Without a doubt in my mind. I'm sure it's pissed off the Empire that Iran hasn't flat out died despite sending Saddam after them for 8 yrs, 30+ yrs of sanctions, etc. Now they are challenging the petro-dollar hegemony. They may pay a heavy price for this, but have some big friends standing behind them. No ordinary chess game here.

mayhem_korner's picture

Insightful, Wook.  Exactly who is hiding in the bushes and how far "they" will source the cold war eminating from Tehran is big.  And it is interesting how the attack has been incessantly at the soft (economic) underbelly of the U.S.

Manthong's picture

They are Persians and likely the Arabs would rather we run the show in their sandbox than Iran.

It is fortunate though, that the Iranians are providing a nuclear justification for some intervention there.

If we could only get some country over there to be a proxy for getting the party rolling.

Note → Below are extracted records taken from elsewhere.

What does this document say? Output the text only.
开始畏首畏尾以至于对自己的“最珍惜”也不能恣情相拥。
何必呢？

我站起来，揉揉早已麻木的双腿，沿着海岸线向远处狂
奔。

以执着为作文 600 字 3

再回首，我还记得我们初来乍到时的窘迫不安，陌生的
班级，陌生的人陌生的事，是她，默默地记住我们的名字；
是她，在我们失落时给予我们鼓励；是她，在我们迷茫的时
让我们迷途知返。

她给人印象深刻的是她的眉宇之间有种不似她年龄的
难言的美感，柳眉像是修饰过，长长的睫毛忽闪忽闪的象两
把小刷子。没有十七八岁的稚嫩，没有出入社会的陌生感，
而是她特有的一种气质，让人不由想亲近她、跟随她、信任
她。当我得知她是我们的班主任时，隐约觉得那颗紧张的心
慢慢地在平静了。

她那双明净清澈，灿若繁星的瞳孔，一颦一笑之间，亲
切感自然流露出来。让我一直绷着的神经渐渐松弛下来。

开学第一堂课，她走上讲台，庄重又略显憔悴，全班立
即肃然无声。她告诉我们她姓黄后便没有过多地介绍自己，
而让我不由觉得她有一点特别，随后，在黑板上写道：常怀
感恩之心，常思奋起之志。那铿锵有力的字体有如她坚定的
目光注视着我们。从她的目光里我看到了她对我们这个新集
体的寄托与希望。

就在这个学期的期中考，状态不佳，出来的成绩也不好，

Hmmm.. I wonder who might be up to the task.....

Dugald's picture

Who is hiding in the bushes does not matter, its the size of their logistics that does.....

SoNH80's picture

Iran, Turkey, Israel, Pakistan, India, China, Russia, Saudi Arabia, and the U.S. and A., circling each other with pistols drawn.  The Iranians have thrown down the gauntlet with this move.  It's like flicking a spitball onto the big jock dickhead wanker in the cafeteria, sure to lead to some kind of action.

candyman's picture

I thought wars were supposed to help the economy, and with three already churning, why the stagnation and high unemployment? I think the book is being rewritten.

CrazyCooter's picture




P.S. I abhor caps, but it is a cut-and-paste from Wiki, and I am too lazy to retype it. Well, except for the FIAT IS MONEY part, that was mine. But I couldn't be asymmetrical on ZH. Some pedantic troll would bust me.

speedy's picture

Junked because the explanation for your post was longer than the post it'self.

Copying stuff from Wiki is hardley presenting original thought.

snowball777's picture

Highly dependent on being the last country standing with a functioning economy..."to the victor..." and all that jazz.